Tezin Türü: Tıpta Uzmanlık
Tezin Yürütüldüğü Kurum: Gazi Üniversitesi, Tıp Fakültesi, Türkiye
Tezin Onay Tarihi: 2020
Tezin Dili: Türkçe
Öğrenci: EMİN ERDEM KAYA
Eş Danışman: MEHMET RIDVAN YALÇIN, BURAK SEZENÖZ
Özet:Koroner arter hastalığı tedavisinde yaşanan gelişmelere rağmen koroner arter bypass greft (KABG) cerrahisi tedavisindeki önemli yerini korumaktadır. Yapılan çalışmalarda cerrahiden henüz bir dekad sonra safen ven greftlerinin (SVG) %50' sinden fazlasında dejenerasyon geliştiği görülmüştür. Yapılan çalışmalarla kemik morfogenetik protein-2 (BMP-2)' nin vasküler kalsifikasyon, plak insitabilitesi ve inflamasyon gibi ateroskleroz süreçlerinde rol oynadığı gösterilmiştir. Hipertrofik skar ve keloid; deride yara sınırlarının ötesine uzanan, aĢırı hücre popülasyonu ve ekstraselüler matriks bileşenlerinin birikimiyle karakterize, anormal yara iyileşmesi sonucu oluşan proliferatif skar tipleridir.

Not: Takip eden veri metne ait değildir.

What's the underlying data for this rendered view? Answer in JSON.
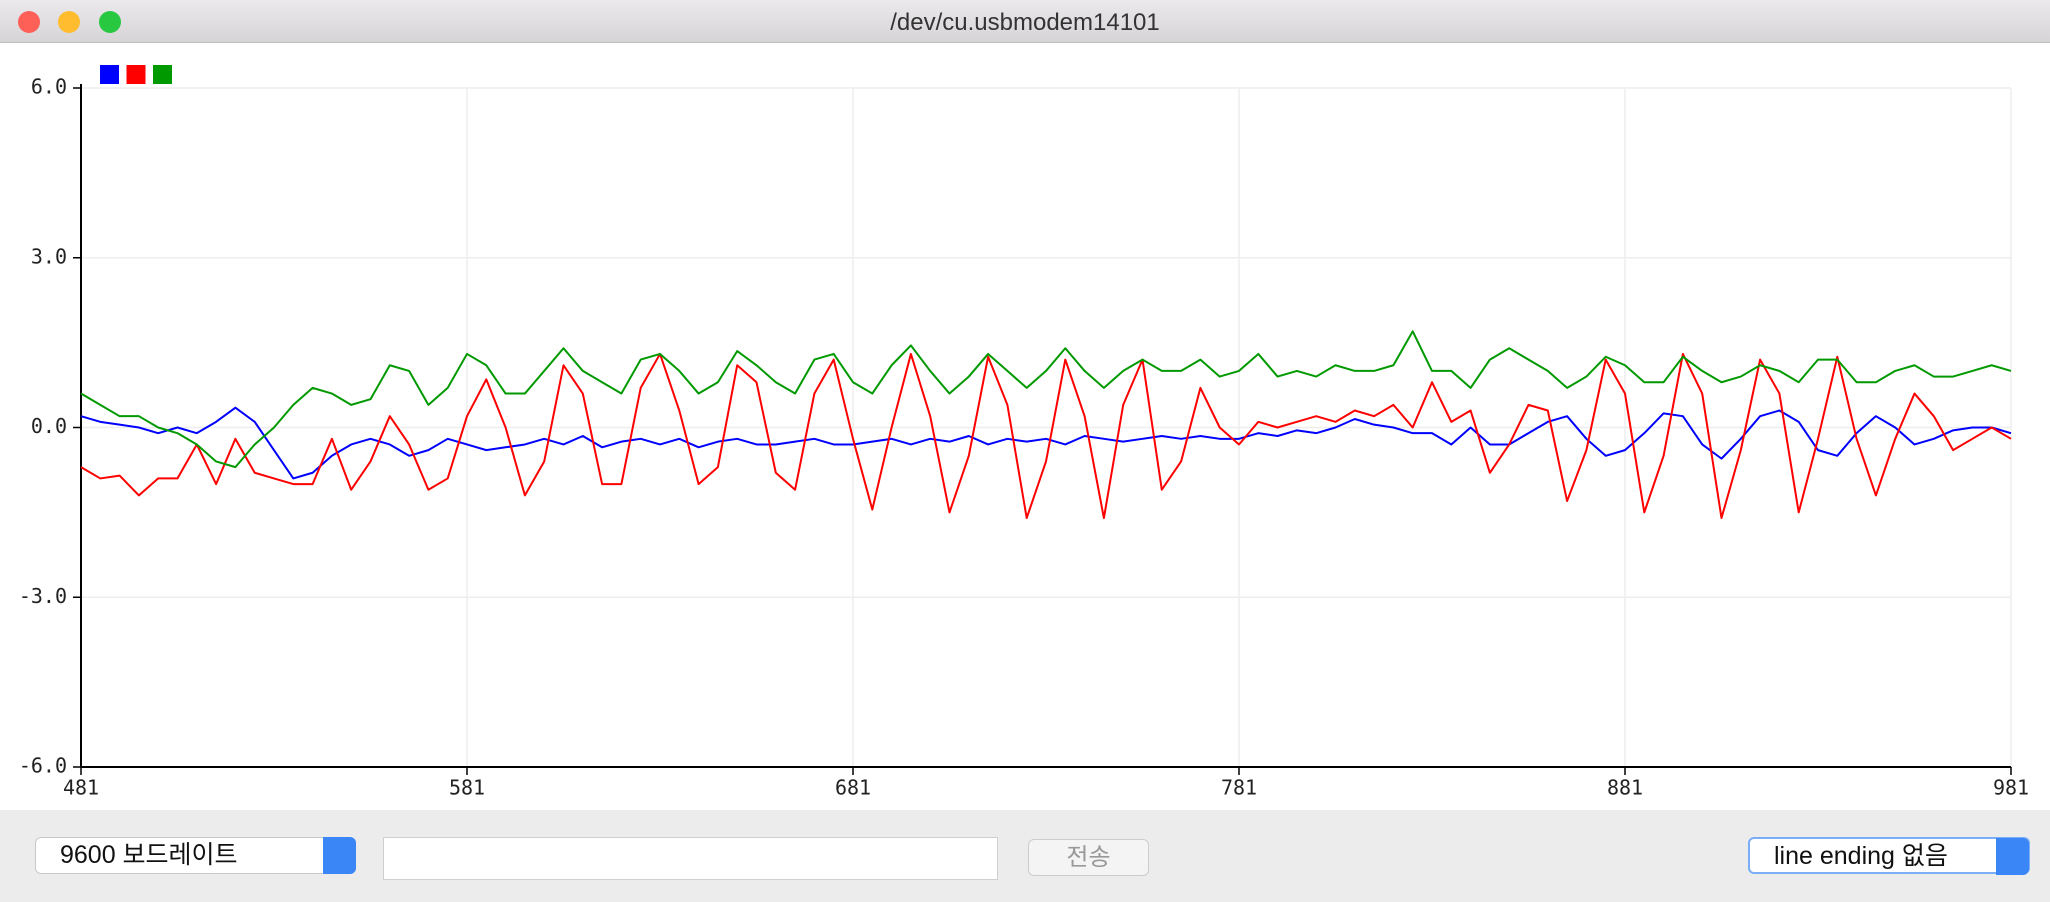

Hem ateroskleroz hem de proliferatif skarlar sitolojik ve patofizyolojik olarak ortak özelliklere sahiptir. KABG cerrahisi yapılan hastalarda başarıyı belirleyen en önemli faktör greftlerin açıklığıdır, uzun dönemde greft açıklığını belirleyen en önemli etken ise aterosklerozdur. Bu çalışmada safen veni kullanılarak KABG cerrahisi yapılmış olan hastalarda SVG dejenerasyonunun, serum BMP-2 seviyesi ve sternotomideki proliferatif skar varlığıyla olan ilişkisi araştırılmıştır. Çalışmaya, en az bir safen ven bypass grefti olan 74 hasta alındı. Koroner anjiyografi sonucuna göre 26 hasta SVG dejenerasyonu olmayan, 48 hasta SVG dejenerasyonu olan gruba alındı. Serum BMP-2 düzeyi dejenerasyonu olan grupta dejenerasyon olmayan gruba göre anlamlı olarak daha yüksek saptandı (p=0,002). SVG dejenerasyonu olan grupta proliferatif skarı varlığı anlamlı olarak daha yüksekti (p=0,01). Ek olarak proliferatif skarı olan hastalarda serum BMP-2 düzeyi anlamlı olarak daha yüksekti (p=0,019). Bu çalışmanın sonucunda serum BMP-2 düzeyinin, proliferatif skar varlığının, trigliserid düzeyinin ve safen greft yaşının SVG dejenerasyonunun bağımsız belirleyicileri olduğu saptandı.